It was an easy day for the walk today in terms of the distance as well as how flat the land was. Every day there is some challenge though and today’s was the heat as well as the terrain. Except for the last two kilometres, the whole route was on streets through cities, towns, suburbs and a little bit of rural roads. In the last two kilometres, we at least had some dirt tracks through a bit of wooded area. The shade was greatly welcomed.
As is often the case, when we stay in a hotel that has wi-fi and serves breakfast, we tend to start late. We didn’t get out the door until 8:45am and on a sunny day like today, we have to pay the price of that delay. Outside the door, we were happy to see clear skies but as soon as we got out of the narrow lanes of the walled city, the sun hit us with full force. It’s always one thing or another that gets to us.

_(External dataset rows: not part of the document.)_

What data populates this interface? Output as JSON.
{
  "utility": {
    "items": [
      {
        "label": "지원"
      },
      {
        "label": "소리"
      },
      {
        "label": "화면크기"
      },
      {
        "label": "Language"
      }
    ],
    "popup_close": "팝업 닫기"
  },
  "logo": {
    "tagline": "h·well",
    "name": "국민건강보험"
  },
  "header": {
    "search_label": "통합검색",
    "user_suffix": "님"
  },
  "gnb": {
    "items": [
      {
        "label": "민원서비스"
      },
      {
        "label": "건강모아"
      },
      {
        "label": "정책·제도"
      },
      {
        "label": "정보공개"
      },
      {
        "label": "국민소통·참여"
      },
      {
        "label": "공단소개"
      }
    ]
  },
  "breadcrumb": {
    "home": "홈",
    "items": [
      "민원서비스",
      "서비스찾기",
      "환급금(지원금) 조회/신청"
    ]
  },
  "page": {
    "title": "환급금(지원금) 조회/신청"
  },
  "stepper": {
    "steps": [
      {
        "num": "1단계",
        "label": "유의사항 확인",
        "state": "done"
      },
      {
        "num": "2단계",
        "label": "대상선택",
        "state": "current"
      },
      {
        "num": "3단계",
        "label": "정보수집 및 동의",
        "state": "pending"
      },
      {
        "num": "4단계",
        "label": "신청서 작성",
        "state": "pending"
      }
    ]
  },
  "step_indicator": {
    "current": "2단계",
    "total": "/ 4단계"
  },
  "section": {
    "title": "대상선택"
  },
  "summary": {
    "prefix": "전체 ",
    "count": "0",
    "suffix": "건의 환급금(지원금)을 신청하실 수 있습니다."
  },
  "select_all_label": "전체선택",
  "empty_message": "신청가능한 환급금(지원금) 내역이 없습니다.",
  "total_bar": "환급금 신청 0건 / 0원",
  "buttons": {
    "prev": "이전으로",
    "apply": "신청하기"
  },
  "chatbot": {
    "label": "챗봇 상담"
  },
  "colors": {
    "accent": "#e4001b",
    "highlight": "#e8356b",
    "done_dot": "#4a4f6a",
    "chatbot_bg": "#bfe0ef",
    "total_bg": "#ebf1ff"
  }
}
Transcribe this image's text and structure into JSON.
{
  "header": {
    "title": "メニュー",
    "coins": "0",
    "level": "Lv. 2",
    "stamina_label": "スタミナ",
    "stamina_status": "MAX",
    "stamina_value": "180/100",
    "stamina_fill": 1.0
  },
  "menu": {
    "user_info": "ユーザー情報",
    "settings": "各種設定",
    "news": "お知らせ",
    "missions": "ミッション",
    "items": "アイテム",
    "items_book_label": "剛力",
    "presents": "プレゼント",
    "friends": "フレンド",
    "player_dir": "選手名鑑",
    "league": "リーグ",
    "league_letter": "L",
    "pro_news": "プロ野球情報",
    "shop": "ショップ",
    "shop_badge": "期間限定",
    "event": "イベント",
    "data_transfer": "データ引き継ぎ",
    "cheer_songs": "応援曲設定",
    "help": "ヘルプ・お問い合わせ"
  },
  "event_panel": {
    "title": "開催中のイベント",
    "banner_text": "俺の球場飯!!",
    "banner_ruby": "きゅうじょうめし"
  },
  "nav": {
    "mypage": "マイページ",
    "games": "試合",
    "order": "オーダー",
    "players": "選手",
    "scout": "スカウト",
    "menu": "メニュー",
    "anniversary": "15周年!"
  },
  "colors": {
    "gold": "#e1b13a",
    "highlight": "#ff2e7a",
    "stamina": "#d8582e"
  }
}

Actually, with today’s scenery being somewhat lacking compared to the mountains and old cities of last week, it gave me plenty of time to think as I was walking. Because of the heat, today’s thoughts centered around “acceptance”. I was reminded of serenity prayer: “God, grant me the serenity to accept the things I cannot change; courage to change the things I can; and wisdom to know the difference.” I can’t change the weather so I wasted energy last week when I was wishing for the sun and today, when I was hoping for the cooling clouds or even rain. Last week, I was cursing the mountains; today I was wishing for some hills to break the monotony. That was all a waste of time and energy. God, grant me the serenity to accept the things I cannot change. I eventually learn this every Camino. I just have to do a new Camino every year to remind myself of it.
The canal inside Lucca that used to provide sanitation as well as a moat of sorts to the inner wall of defense.
Talking about acceptance, Melanie and I both had to stifle some laughter at breakfast this morning. The couple sitting next to us appeared to be perfectly nice people from England. At one point though, the wife quietly said to her husband, in the most proper tones of the Queen’s English “Harold, I do not think I shall ever get used to eating cake for breakfast”. It’s only funny when repeated in in the upper class dialect of the prawn-sandwich-eating Downton-Abbey-owning dialect of the uber-aristocratic but we giggled for hours, repeating that line as we walked.
We stopped for lunch in a large cafe / pizzeria in Porcari. It was probably the biggest lunch we have eaten in Italy but my sandwich was very good. As we sat there though, we saw the backs of two pilgrims who had just walked past. They appeared to be young ladies and, as usual, we quickly classified them into further little compartments. Even though I saw only their backs and backpacks, I was sure they were fit, attractive and German. You can just tell by the way they walked and how they were kitted out. Melanie and I agreed that it was a shame that our Danish friend, Anders, was a day ahead of us. We would have set him up with one of the two in a heartbeat.
A rare profile of Melanie and the Apennine Mountains in the background.
Restarting our walk after lunch, with only about 5km to Altopascio to go, we paused to cross a major road. Much to our surprise, Anders walked up from behind! It was great to see him. We met him on only the second day of his walk so we sort of took him under our wing. He reminds me a lot of my nephew, Shane, both in looks and mannerisms. The last time we saw him, we were walking the long distance into Lucca, and Melanie and I had stopped for lunch. Anders decided to keep walking but, we found out today, that he was not feeling great so when he saw a ostello in Valpromaro, soon after leaving us, he decided to stop there for the night. Yesterday, he walked a leisurely three hours into Lucca then just enjoyed the rest of the day there.
By the way, I did run into the two young cute German ladies later today, just before we went into the hotel. They are actually Italian. And a bit older than Anders. And older than me too. Not really that cute either. They at least still looked fit though.
I’m not sure what this company does but I bet it was likely begun just after the owner went through a difficult divorce.
We stopped today just short of the main piazza at the Hotel Paola. Anders is in the next room. The hotel is right on the route and they have a sign outside advertising great prices for pilgrims. We are now in one of the best rooms that we have stayed in Italy and it is only 45€ for the double. In the ostello, with shared sleeping accommodations, shared bathrooms down the hall, snoring at night, loud early risers, etc., we would have paid at least 20€.
All is well (as long as ManU beat West Ham tonight).